The problem with far-flung conclusions like King’s is not only that they are founded on flawed logic and assumptions, but also that they detract attention from the real point: These new provisions are a big step in the right direction for our health care system.
To understand why free birth control is a good thing, it is first necessary to correctly understand what birth control does. It is preventative medicine — but unlike King’s suggestion — it is not intended to prevent new generations from being born. Instead, it prevents unplanned pregnancies, giving women the power to plan their families. It is as much an empowering tool as it is a preventative measure.

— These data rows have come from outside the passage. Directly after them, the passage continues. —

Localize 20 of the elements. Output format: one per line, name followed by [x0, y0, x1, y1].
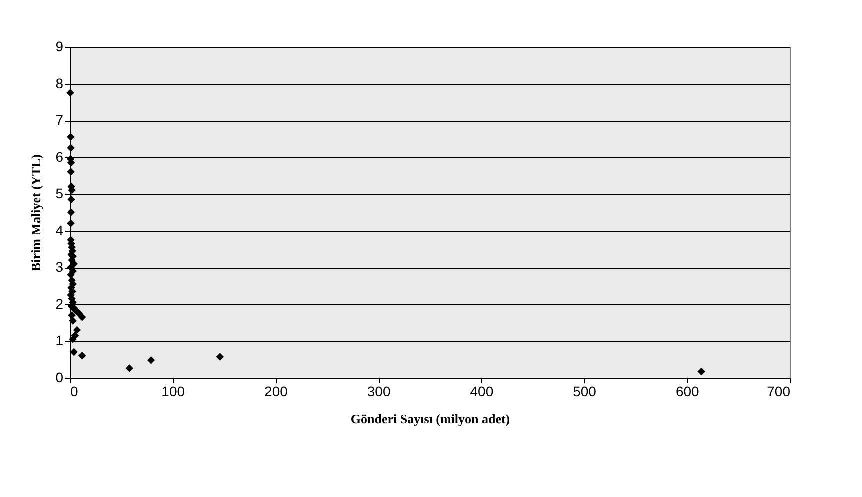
x-tick-label: 200 — [264, 384, 288, 400]
y-tick-label: 0 — [56, 370, 64, 386]
y-axis-title: Birim Maliyet (YTL) — [28, 154, 44, 272]
x-tick-label: 700 — [767, 384, 791, 400]
x-tick-label: 300 — [367, 384, 391, 400]
x-axis-title: Gönderi Sayısı (milyon adet) — [350, 412, 510, 426]
x-tick-label: 100 — [162, 384, 186, 400]
y-tick-label: 4 — [56, 222, 64, 238]
y-tick-label: 5 — [56, 186, 64, 202]
x-tick-label: 500 — [573, 384, 597, 400]
y-tick-label: 8 — [56, 75, 64, 92]
x-tick-label: 0 — [70, 384, 78, 400]
y-tick-label: 1 — [56, 332, 64, 349]
y-tick-label: 6 — [56, 148, 64, 165]
x-tick-label: 400 — [470, 384, 494, 400]
y-tick-label: 2 — [56, 296, 64, 312]
y-tick-label: 3 — [56, 259, 64, 276]
x-tick-label: 600 — [676, 384, 700, 400]
y-tick-label: 9 — [56, 38, 64, 54]
y-tick-label: 7 — [56, 112, 64, 128]
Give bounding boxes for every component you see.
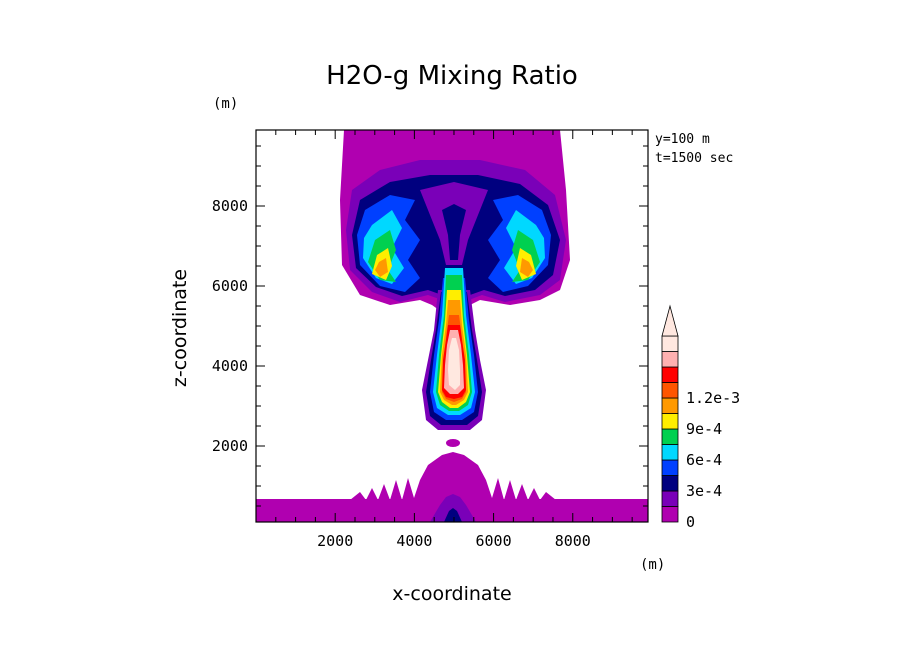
colorbar-swatch <box>661 335 679 352</box>
colorbar-swatch <box>661 459 679 476</box>
surface-left-join <box>256 508 340 514</box>
colorbar-swatch <box>661 382 679 399</box>
x-unit: (m) <box>640 557 665 573</box>
small-blob <box>446 439 460 447</box>
field <box>256 130 648 522</box>
x-tick-label: 8000 <box>555 532 591 550</box>
x-tick-label: 2000 <box>317 532 353 550</box>
colorbar-extend-arrow <box>661 304 679 337</box>
colorbar-tick-label: 1.2e-3 <box>686 389 740 407</box>
plot-area <box>255 129 649 523</box>
cap-lobe-right-7 <box>520 258 533 277</box>
chart-title: H2O-g Mixing Ratio <box>326 61 578 91</box>
y-tick-label: 6000 <box>212 277 248 295</box>
colorbar-swatch <box>661 490 679 507</box>
colorbar: 0 3e-4 6e-4 9e-4 1.2e-3 <box>661 304 740 531</box>
colorbar-swatch <box>661 413 679 430</box>
colorbar-swatch <box>661 475 679 492</box>
colorbar-swatch <box>661 444 679 461</box>
colorbar-swatch <box>661 397 679 414</box>
cap-lobe-left-7 <box>375 258 388 277</box>
cap-center-2 <box>442 204 466 260</box>
y-tick-label: 2000 <box>212 437 248 455</box>
colorbar-tick-label: 9e-4 <box>686 420 722 438</box>
colorbar-swatch <box>661 351 679 368</box>
base-dome-level-2 <box>444 508 462 522</box>
surface-right-join <box>570 508 648 514</box>
colorbar-swatch <box>661 506 679 523</box>
annotation-y: y=100 m <box>655 132 710 147</box>
x-tick-label: 6000 <box>476 532 512 550</box>
y-tick-label: 4000 <box>212 357 248 375</box>
colorbar-tick-label: 0 <box>686 513 695 531</box>
y-unit: (m) <box>213 96 238 112</box>
base-dome-level-0 <box>326 452 580 522</box>
plume-level-11 <box>448 338 460 390</box>
x-tick-label: 4000 <box>396 532 432 550</box>
x-axis-label: x-coordinate <box>392 583 511 605</box>
axes: 2000 4000 6000 8000 2000 4000 6000 8000 <box>212 130 648 550</box>
colorbar-tick-label: 3e-4 <box>686 482 722 500</box>
annotation-t: t=1500 sec <box>655 151 733 166</box>
y-axis-label: z-coordinate <box>169 269 191 387</box>
colorbar-swatch <box>661 428 679 445</box>
y-tick-label: 8000 <box>212 197 248 215</box>
colorbar-swatch <box>661 366 679 383</box>
colorbar-tick-label: 6e-4 <box>686 451 722 469</box>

In aiding women in planning families, these new provisions will also help prevent women from turning to other more controversial family planning measures, namely abortion. People who don’t want babies often don’t have them, birth control or not. The simple conclusion, then, is that with greater access to birth control, women will have fewer unwanted pregnancies, which will in turn lower abortion rates. Thus, the birth control initiative is only a cheaper and healthier means to a similar end, which is surely a win-win situation, even for members of the pro-life camp.
But these recent provisions are not meaningful only because of the obvious benefits of birth control, but also because they’re paving the path to equality.
Perhaps the most significant consequence of the new provisions is that they will result in more socioeconomic equality in access to this fundamental health care benefit. Currently, buying birth control is expensive. It is not a one-time investment but often a recurring cost that women face. And to some, it’s an expense that they cannot cover, so they choose to forego additional payments, and with them, they forego precaution as well. Poverty should not be a barrier to equal access to essential health care services.
It is also worth noting that arguments about birth control often turn to moral reasoning, often asking: Is birth control a right? If not, how could our government possibly encourage all insurers to cover it? While a debate on the morality of birth control is interesting, it is not relevant here. The fact is that a majority of American women use birth control. So the relevant question is: Should the government be helping women with access to something they need and use?
The unequivocal answer is yes. It is evident that access to birth control is good for women. It is also evident that equality of access across socioeconomic groups to this measure is not only good but also a necessity.